Brand damage from not knowing how to create and protect a corporate image

If you turn on the news at any given time, you can find numerous examples of organizations mishandling their corporate images.

Proof that the image protection procedures work

The numerous studies on Corporate Image point to the same result. Companies that create a good image and protect it using the procedures outlined above achieve higher levels of success. The results of three pioneering studies are summarized below.

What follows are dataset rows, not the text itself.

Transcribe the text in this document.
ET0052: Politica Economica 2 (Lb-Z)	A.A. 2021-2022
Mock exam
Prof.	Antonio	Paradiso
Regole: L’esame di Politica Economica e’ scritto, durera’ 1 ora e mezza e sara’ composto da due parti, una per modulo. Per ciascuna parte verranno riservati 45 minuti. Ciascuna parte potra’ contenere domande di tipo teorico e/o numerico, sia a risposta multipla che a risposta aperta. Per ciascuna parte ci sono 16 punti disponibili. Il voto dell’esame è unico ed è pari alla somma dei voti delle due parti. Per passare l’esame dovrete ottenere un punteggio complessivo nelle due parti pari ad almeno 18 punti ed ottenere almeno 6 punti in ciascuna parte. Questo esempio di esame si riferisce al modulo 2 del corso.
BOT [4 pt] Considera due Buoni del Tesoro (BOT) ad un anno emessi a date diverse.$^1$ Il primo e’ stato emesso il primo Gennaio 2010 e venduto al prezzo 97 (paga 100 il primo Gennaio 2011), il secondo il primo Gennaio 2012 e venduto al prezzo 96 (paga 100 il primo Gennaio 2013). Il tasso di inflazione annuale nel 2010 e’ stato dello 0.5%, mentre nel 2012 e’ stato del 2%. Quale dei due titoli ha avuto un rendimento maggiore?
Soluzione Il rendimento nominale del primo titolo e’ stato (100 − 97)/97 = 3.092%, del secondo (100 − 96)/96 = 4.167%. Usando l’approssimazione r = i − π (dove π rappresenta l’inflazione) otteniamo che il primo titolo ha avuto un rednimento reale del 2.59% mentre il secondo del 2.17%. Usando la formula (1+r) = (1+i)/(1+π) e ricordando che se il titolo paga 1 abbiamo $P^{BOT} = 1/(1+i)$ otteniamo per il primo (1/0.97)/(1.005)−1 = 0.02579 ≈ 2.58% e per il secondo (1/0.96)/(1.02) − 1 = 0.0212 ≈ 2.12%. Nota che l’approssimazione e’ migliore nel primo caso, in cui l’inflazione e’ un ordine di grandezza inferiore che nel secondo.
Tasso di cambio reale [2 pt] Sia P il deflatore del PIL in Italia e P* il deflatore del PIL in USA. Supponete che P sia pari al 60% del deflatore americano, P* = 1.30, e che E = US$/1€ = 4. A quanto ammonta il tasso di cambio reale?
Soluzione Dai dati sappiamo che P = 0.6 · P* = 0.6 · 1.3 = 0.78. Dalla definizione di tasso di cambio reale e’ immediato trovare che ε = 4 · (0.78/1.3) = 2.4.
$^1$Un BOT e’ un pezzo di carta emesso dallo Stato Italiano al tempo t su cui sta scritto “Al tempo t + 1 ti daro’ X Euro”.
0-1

  1. Marriott Study. In their book, Turned On, Roger Dow and Susan Cook describe the Marriott research done to identify which guests intended to stay at the Marriott again. They divided guest stays into 3 groups (A, B, C). Group A = Nothing bad happened during their stay; Group B= Something bad happened, but Marriott fixed the problem; Group C = Something bad happened, but Marriott did not fix the problem. The percentage of these three groups that intended to return to the Marriott were as follows: Group A = 89%; Group B = 94%; Group C = 69%. Notice the largest group that returned was the B group where the negative was turned into a positive.
  2. TARP Studies. John Goodman did pioneering customer service research through TARP, the company he founded in 1971. He showed that, while customer service is typically a cost center in most companies, it could be turned into a powerful marketing force to drive sales, repeat business and greater profits. His research showed that roughly 4% of customers (1 out of 26) that were "wronged" by a company complain. The other 96% (25 out of 26) stop buying and tell 9 to 10 others within a week about their poor treatment. This means that a negative word of mouth pyramid averaging 250 is created. If the company is able to satisfactorily solve the problems of the 4% that complain (turn the negative into a positive), they will tell 6 to 7 others within a week that the company solved their problem.
  3. Opinion Research Studies. Opinion Research did studies that showed that when choosing between similar products, 87% of customers choose the product from the company with the better reputation. Another study showed that companies that develop a good reputation by taking good care of their customers are 25 to 85% more profitable!

Enhancing your Corporate Image

Once you take steps to create and protect your Corporate Image, you can benefit greatly by implementing measures to leverage the positives. Enhancing your image basically involves communicating your successes to the widest possible audience. You excerpt testimonials, awards, and other accolades in your marketing materials, on your Web site, in social media, and in visible physical (and virtual) spaces around your business.

When your various publics come in contact with this information, it will make a positive brand impression that is likely to cause them to buy what you are selling and tell people they know through their networks. In this way, you can leverage your corporate image to increase your business and make positive impressions on customers, prospects, future employees, vendors, and all your constituents. Most important of all, a good corporate image will provide a solid foundation on which you can build a successful business and career. I wish you the best of luck.